It starts with a content object.
Every piece of content in Kodexa is one object the workflow can act on. The documents, the structure parsed out of them, the attributes linked across them, and the audit trail of everything that touched them — held together as a single, addressable unit.
One object. Four things the workflow can read.
Open a content object and you find the documents, the structure parsed out of them, the attributes that link both back to where they came from, and the audit trail of everything any actor — AI, agent, rule or human — did along the way.
Documents
Originals, attachments, variants. Every page kept in its native form, addressable by coordinate.
- PDF, Word, email, scan
- Pages and bounding boxes
- Versioned through the lifecycle
Content structure
The document broken into a tree the workflow can reason about: sections, headings, tables, cells.
- Sections, headings, paragraphs
- Tables with rows and cells
- Coordinates back to source
Linked attributes
The data extracted, validated, taxonomy-aligned, and tied back to the place it came from.
- Vendor, total, tax code
- Taxonomy and types
- Provenance for every value
Audit trail
Every read, edit, decision and approval — by AI, agents and people — is appended to the content object itself.
- Who or what acted, and when
- Prompt, model and version
- Reviewer, decision and reason
The content object is what the workflow passes from step to step. Everything below is built on it.
The content object moves through steps. Each step acts on it.

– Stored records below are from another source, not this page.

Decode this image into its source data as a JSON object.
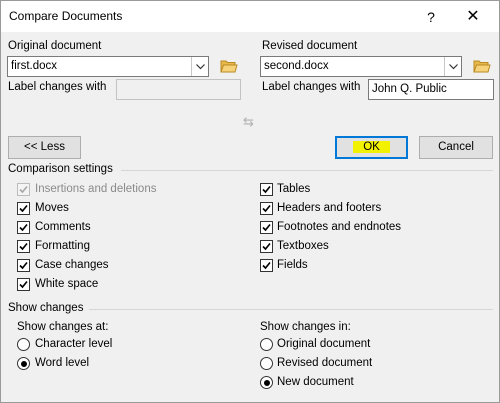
{
  "window": {
    "title": "Compare Documents",
    "help": "?",
    "close": "✕"
  },
  "original": {
    "label": "Original document",
    "file": "first.docx",
    "label_changes_with": "Label changes with",
    "label_value": ""
  },
  "revised": {
    "label": "Revised document",
    "file": "second.docx",
    "label_changes_with": "Label changes with",
    "label_value": "John Q. Public"
  },
  "buttons": {
    "less": "<< Less",
    "ok": "OK",
    "cancel": "Cancel"
  },
  "comparison": {
    "heading": "Comparison settings",
    "left": [
      {
        "label": "Insertions and deletions",
        "checked": true,
        "disabled": true
      },
      {
        "label": "Moves",
        "checked": true,
        "disabled": false
      },
      {
        "label": "Comments",
        "checked": true,
        "disabled": false
      },
      {
        "label": "Formatting",
        "checked": true,
        "disabled": false
      },
      {
        "label": "Case changes",
        "checked": true,
        "disabled": false
      },
      {
        "label": "White space",
        "checked": true,
        "disabled": false
      }
    ],
    "right": [
      {
        "label": "Tables",
        "checked": true
      },
      {
        "label": "Headers and footers",
        "checked": true
      },
      {
        "label": "Footnotes and endnotes",
        "checked": true
      },
      {
        "label": "Textboxes",
        "checked": true
      },
      {
        "label": "Fields",
        "checked": true
      }
    ]
  },
  "show_changes": {
    "heading": "Show changes",
    "at_label": "Show changes at:",
    "at_options": [
      {
        "label": "Character level",
        "selected": false
      },
      {
        "label": "Word level",
        "selected": true
      }
    ],
    "in_label": "Show changes in:",
    "in_options": [
      {
        "label": "Original document",
        "selected": false
      },
      {
        "label": "Revised document",
        "selected": false
      },
      {
        "label": "New document",
        "selected": true
      }
    ]
  },
  "colors": {
    "highlight": "#f2f200",
    "dialog_bg": "#f0f0f0",
    "focus": "#0078d7"
  }
}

A Kodexa activity plan is a sequence of typed steps. Some run Kodexa modules (often LLM-backed), some run custom scripts, some call external services, some create tasks for people. Every action lands in the content object's audit trail.
Receive
Mark the document as received in the downstream system of record.
Preprocess
OCR the pages, classify document types, segment and deskew.
AI Labeling
Extract structured attributes against a taxonomy using an LLM.
Enrich
Build shipment data, look up references, normalise codes.
Review
A person approves the attributes that carry risk, or rejects them.
Post
Persist the approved content object to the system of record.
The content object holds the work.
The activity plan is how the work gets done.